Arka terdiam begitu lama, hingga Aisha hampir tidak bisa menahan rasa ingin tahunya. Ia menunduk, menyentuh gelas airnya dan mengambil napas, mencoba mengalihkan perhatian dari perubahan yang baru saja terjadi.

“Ada yang salah?” Aisha akhirnya bertanya, meski ia takut itu terlalu mengganggu.

Arka mengangkat wajahnya perlahan, menatapnya sejenak, dan tersenyum tipis. Namun senyumnya terasa berbeda—seperti senyum yang dipaksakan. “Tidak, hanya sedikit mengingat hal lama,” jawabnya datar, kemudian menundukkan kepalanya lagi, melanjutkan makan.

Aisha mengerutkan kening. Apa yang baru saja ia lihat? Sepertinya ada sesuatu yang lebih dalam, jauh lebih dalam daripada yang ia duga. Ada kisah yang belum ia ketahui, sebuah kenangan atau masa lalu yang mengganggu Arka.

"Kenapa aku merasa seperti ada lebih dari sekadar pria pendiam di hadapanku?" pikir Aisha dalam hati. Namun, ia menahan diri untuk tidak bertanya lebih lanjut.
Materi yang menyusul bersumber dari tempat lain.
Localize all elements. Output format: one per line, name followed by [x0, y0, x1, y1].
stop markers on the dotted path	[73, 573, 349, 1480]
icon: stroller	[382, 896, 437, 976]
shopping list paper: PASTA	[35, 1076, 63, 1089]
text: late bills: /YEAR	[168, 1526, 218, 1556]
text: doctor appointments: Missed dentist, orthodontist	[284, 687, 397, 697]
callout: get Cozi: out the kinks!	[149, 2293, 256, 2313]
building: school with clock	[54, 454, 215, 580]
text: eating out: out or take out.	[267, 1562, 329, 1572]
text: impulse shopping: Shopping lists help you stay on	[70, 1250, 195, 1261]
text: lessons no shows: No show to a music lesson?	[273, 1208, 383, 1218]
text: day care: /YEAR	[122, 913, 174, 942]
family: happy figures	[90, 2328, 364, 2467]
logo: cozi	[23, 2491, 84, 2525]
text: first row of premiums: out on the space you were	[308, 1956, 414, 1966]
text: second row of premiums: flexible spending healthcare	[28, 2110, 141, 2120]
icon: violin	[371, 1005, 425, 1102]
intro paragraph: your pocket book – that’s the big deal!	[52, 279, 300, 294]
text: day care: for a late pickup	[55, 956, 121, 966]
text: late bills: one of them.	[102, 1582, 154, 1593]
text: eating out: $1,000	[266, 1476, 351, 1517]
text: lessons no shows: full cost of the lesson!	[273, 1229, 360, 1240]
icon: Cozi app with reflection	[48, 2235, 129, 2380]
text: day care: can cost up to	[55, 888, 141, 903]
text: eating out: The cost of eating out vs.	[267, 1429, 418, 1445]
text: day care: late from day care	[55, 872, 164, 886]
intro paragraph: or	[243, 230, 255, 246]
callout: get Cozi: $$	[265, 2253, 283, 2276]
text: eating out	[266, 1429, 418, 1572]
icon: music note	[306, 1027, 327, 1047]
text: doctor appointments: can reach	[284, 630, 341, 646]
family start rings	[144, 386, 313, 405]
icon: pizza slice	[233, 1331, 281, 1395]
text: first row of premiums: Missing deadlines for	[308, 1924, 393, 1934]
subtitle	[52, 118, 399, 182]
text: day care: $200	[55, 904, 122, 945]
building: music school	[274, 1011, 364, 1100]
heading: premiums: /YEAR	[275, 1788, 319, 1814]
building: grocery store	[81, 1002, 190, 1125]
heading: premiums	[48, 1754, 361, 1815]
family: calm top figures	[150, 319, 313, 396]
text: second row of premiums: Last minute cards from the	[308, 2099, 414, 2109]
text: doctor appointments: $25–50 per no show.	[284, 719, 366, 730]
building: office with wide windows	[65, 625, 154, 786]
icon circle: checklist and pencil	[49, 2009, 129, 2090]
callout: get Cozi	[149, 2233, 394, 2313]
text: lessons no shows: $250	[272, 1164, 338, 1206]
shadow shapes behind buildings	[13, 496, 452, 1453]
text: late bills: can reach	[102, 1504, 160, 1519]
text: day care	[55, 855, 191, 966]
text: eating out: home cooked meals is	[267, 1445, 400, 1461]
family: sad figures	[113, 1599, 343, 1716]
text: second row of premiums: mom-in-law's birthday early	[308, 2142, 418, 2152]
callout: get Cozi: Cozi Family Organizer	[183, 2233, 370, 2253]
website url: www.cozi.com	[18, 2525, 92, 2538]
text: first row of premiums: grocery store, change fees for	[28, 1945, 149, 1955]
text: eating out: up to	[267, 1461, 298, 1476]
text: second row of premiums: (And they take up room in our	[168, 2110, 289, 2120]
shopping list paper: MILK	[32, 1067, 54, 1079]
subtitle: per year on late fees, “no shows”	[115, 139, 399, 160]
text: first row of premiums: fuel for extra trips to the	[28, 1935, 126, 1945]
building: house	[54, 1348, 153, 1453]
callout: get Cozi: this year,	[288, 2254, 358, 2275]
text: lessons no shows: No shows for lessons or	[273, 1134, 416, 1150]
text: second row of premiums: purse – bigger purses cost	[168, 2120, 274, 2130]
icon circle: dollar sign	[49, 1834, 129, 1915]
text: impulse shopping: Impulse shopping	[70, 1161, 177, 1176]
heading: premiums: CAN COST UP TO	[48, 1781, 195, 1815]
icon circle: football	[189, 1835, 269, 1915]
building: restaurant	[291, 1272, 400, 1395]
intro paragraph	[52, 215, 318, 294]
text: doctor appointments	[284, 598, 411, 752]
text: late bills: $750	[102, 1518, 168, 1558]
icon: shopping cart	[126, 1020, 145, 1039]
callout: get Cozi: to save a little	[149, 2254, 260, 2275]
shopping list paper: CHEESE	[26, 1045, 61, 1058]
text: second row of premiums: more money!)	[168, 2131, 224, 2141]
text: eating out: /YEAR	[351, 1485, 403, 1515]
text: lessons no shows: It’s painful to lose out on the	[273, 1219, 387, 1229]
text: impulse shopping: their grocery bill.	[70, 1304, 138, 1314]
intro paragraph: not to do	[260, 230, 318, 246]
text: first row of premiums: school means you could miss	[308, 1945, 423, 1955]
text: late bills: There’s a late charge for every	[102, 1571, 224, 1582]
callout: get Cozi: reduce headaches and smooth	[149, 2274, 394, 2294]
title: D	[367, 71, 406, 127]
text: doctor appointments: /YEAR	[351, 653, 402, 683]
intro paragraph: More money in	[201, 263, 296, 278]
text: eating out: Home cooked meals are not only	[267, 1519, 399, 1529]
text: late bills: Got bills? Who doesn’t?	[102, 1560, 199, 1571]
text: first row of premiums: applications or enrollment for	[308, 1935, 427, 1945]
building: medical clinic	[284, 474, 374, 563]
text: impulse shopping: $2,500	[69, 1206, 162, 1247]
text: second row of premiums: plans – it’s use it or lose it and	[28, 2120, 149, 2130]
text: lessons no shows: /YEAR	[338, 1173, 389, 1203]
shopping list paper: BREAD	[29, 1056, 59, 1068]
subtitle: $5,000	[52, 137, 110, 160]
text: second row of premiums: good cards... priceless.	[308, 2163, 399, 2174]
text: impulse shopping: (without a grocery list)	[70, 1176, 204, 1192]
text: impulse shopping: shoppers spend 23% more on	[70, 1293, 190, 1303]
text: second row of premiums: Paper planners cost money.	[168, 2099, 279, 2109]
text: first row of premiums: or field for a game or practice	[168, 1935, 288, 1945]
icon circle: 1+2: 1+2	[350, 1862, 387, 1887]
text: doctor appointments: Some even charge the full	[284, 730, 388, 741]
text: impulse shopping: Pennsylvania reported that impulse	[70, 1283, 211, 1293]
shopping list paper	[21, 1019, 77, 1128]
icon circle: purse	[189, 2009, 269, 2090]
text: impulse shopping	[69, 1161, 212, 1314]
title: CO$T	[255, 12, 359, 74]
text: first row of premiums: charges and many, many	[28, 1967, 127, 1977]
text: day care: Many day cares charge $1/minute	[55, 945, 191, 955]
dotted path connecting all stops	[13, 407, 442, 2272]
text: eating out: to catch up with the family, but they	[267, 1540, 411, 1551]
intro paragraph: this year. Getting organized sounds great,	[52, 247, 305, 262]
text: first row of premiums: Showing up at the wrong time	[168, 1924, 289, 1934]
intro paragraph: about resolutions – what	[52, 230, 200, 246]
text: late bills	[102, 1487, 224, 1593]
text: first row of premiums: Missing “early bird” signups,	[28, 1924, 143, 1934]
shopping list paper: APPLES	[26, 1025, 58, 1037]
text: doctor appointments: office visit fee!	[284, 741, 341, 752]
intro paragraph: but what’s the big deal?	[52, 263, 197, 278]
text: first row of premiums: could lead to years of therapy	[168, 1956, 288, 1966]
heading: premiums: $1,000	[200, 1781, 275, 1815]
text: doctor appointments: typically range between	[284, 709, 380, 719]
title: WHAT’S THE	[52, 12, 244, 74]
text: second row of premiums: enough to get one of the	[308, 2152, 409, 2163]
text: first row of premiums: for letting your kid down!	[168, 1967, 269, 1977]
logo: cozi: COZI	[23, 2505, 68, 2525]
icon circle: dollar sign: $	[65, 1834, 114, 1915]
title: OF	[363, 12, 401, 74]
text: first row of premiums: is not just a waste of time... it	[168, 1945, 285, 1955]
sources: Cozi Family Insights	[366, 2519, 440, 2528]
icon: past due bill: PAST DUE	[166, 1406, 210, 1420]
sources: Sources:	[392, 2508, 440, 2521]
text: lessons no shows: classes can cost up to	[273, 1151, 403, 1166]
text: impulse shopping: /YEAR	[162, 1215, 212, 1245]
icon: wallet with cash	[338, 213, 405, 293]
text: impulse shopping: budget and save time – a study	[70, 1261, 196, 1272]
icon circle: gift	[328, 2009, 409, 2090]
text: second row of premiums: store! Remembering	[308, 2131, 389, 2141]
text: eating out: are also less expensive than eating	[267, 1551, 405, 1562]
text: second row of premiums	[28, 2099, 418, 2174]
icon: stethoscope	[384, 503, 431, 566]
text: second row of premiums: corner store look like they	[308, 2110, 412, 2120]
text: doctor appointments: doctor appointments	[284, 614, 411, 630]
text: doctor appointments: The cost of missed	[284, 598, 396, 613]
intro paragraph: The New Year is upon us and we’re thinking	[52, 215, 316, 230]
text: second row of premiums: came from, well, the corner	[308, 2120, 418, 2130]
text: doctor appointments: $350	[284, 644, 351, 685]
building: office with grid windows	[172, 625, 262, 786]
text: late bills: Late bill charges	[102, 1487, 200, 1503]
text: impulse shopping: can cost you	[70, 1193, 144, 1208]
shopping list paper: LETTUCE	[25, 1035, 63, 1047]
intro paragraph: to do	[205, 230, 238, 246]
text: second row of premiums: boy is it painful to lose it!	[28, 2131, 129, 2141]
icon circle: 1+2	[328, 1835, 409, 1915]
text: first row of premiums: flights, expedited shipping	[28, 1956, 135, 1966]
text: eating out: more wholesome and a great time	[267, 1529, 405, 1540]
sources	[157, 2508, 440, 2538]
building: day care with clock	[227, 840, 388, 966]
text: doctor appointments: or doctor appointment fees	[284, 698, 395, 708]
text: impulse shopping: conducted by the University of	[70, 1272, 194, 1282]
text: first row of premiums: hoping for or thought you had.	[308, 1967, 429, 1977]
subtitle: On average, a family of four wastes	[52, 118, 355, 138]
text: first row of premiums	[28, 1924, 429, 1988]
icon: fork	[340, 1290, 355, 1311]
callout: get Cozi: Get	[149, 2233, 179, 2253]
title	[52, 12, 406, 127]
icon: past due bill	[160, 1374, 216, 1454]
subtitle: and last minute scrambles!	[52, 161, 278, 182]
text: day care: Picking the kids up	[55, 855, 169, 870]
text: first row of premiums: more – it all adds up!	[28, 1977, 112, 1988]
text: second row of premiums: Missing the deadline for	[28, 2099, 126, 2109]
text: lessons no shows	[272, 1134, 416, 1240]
Mungkin ini bukan saat yang tepat.

Setelah beberapa menit yang canggung, Arka kembali mengangkat wajahnya dan melanjutkan pembicaraan. Ia bercerita tentang pekerjaannya, meskipun masih ada ketegangan yang tersisa.
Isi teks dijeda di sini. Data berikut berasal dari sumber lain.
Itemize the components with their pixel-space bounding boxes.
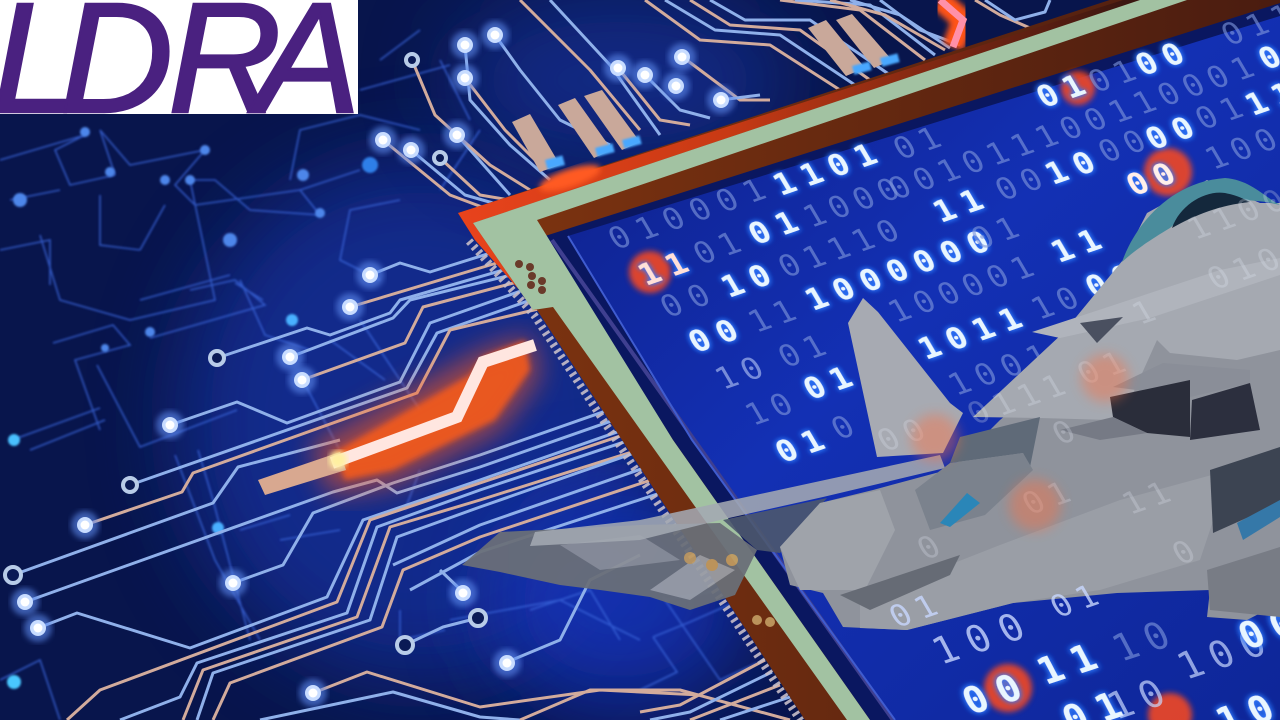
orange glow at top corner xyxy=(537,160,603,196)
binary digits: 10 xyxy=(1038,141,1111,192)
faint digits over aircraft: 01 xyxy=(1015,472,1084,522)
LDRA logo xyxy=(0,0,361,146)
corner pad dots xyxy=(515,260,546,294)
binary digits: 100 xyxy=(1170,618,1280,689)
right wing edge xyxy=(1032,258,1280,338)
binary digits: 0 xyxy=(824,406,867,447)
binary digits: 1001 xyxy=(941,334,1064,403)
binary digits: 1000 xyxy=(796,168,913,235)
faint digits over aircraft: 0 xyxy=(910,526,954,567)
schematic nodes xyxy=(7,127,378,689)
near wing xyxy=(530,455,945,546)
faint digits over aircraft xyxy=(870,180,1280,635)
binary digits: 11 xyxy=(631,242,704,293)
binary digits: 01 xyxy=(886,117,954,167)
schematic traces xyxy=(0,0,757,720)
red highlights on screen xyxy=(629,71,1192,720)
top red glowing trace xyxy=(940,0,963,47)
binary digits: 00 xyxy=(681,309,754,360)
binary digits: 1101 xyxy=(766,133,892,203)
chip screen xyxy=(568,16,1280,720)
binary digits: 100001 xyxy=(881,246,1047,330)
fighter jet xyxy=(462,178,1280,635)
wing store cluster xyxy=(462,523,775,627)
faint digits over aircraft: 0 xyxy=(1045,411,1089,452)
faint digits over aircraft: 01 xyxy=(1043,575,1112,625)
binary digits: 00 xyxy=(988,158,1056,208)
binary digits: 01 xyxy=(768,419,839,470)
main fuselage xyxy=(780,430,1280,630)
chip dark inner panel xyxy=(537,3,1280,720)
binary digits: 01 xyxy=(686,222,754,272)
binary digits: 01 xyxy=(1188,87,1256,137)
binary digits: 11 xyxy=(926,179,999,230)
canopy xyxy=(1122,178,1280,262)
binary digits: 01 xyxy=(771,325,839,375)
binary digits: 01 xyxy=(741,201,814,252)
faint digits over aircraft: 0111 xyxy=(960,365,1079,432)
binary digits: 010001 xyxy=(601,168,781,257)
binary digits: 10 xyxy=(708,347,777,397)
binary digits: 01 xyxy=(1029,64,1100,115)
binary digits: 01 xyxy=(1081,50,1149,100)
binary digits: 1011 xyxy=(911,297,1037,367)
upper fuselage and nose xyxy=(973,180,1280,420)
connector fingers xyxy=(512,14,892,172)
weapons and shaded underside xyxy=(915,417,1280,617)
glowing orange trace xyxy=(258,335,540,495)
binary digits: 00 xyxy=(1128,32,1199,83)
top trace bundle xyxy=(383,0,1050,210)
binary digits: 10 xyxy=(1024,277,1092,327)
chip top brown band xyxy=(533,0,1280,236)
engine intakes xyxy=(1060,363,1260,440)
binary digits: 00 xyxy=(1078,254,1149,305)
binary digits: 10 xyxy=(738,383,806,433)
binary digits: 00 xyxy=(653,274,726,325)
shaded wedge under wing xyxy=(723,498,827,553)
faint digits over aircraft: 01 xyxy=(1070,342,1139,392)
binary digits: 11 xyxy=(741,290,809,340)
faint digits over aircraft: 0 xyxy=(1165,531,1209,572)
trace end pads xyxy=(5,21,735,707)
binary digits: 10 xyxy=(714,254,787,305)
binary digits: 00 xyxy=(1119,152,1190,203)
chip brown base xyxy=(458,0,1280,720)
binary digits: 01 xyxy=(796,356,867,407)
faint digits over aircraft: 1 xyxy=(1125,291,1169,332)
fuselage backing xyxy=(950,300,1280,500)
binary digits xyxy=(601,0,1280,720)
faint digits over aircraft: 01 xyxy=(882,585,951,635)
chip pin dots xyxy=(469,241,802,720)
binary digits: 100 xyxy=(925,601,1044,674)
binary digits: 01110 xyxy=(771,210,912,285)
chip red edge xyxy=(458,0,1140,310)
binary digits: 001011100110001 xyxy=(881,47,1267,207)
binary digits: 1000000 xyxy=(798,220,1005,318)
binary digits: 11 xyxy=(1030,632,1116,694)
lower-left trace bundle xyxy=(13,250,790,720)
binary digits: 10 xyxy=(1105,610,1187,671)
faint digits over aircraft: 00 xyxy=(870,409,939,459)
microchip xyxy=(458,0,1280,720)
binary digits: 11 xyxy=(1044,219,1117,270)
orange glow spots on aircraft xyxy=(911,354,1129,531)
tail fin xyxy=(848,298,963,457)
binary digits: 00 xyxy=(1091,120,1159,170)
binary digits: 01 xyxy=(964,207,1032,257)
binary digits: 00 xyxy=(1138,106,1209,157)
faint digits over aircraft: 11 xyxy=(1115,472,1184,522)
chip green substrate xyxy=(473,0,1187,720)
Makan malam berlanjut, tetapi Aisha tidak bisa mengabaikan perasaan aneh itu. Semakin lama, semakin ia ingin tahu lebih banyak tentang pria ini.

Arka tiba-tiba berbicara lagi, suaranya lebih rendah dan serius, “Aisha, aku… senang kamu bisa datang malam ini. Aku pikir, kita berdua sudah terlalu lama sibuk dengan rutinitas masing-masing. Mungkin kita bisa meluangkan waktu untuk lebih mengenal satu sama lain.”

Aisha menatapnya, ragu. “Kita?” gumamnya, heran. “Apa maksudmu?”

Arka hanya menatapnya dengan mata yang sedikit lebih terbuka dari sebelumnya. Ada sedikit keresahan di matanya, tetapi juga sebuah harapan yang tidak bisa disembunyikan. “Aku rasa kita bisa mulai dari sini.”

Aisha tidak tahu harus berkata apa. Kejutan itu menumbuhkan kebingungannya. “Mungkin…” katanya akhirnya, tersenyum tipis. “Kita lihat saja nanti.”

Makan malam itu berakhir dengan suasana yang lebih ringan, tetapi benak Aisha tetap dipenuhi dengan pertanyaan. Siapa sebenarnya Arka? Apa yang selama ini ia sembunyikan? Dan kenapa setiap pertemuan dengan pria itu meninggalkan kesan yang begitu mendalam?

Pertanyaan-pertanyaan itu menggantung di udara malam, seperti aroma makanan yang masih tersisa di udara. Aisha tidak tahu bahwa ini baru permulaan dari cerita yang jauh lebih rumit antara mereka.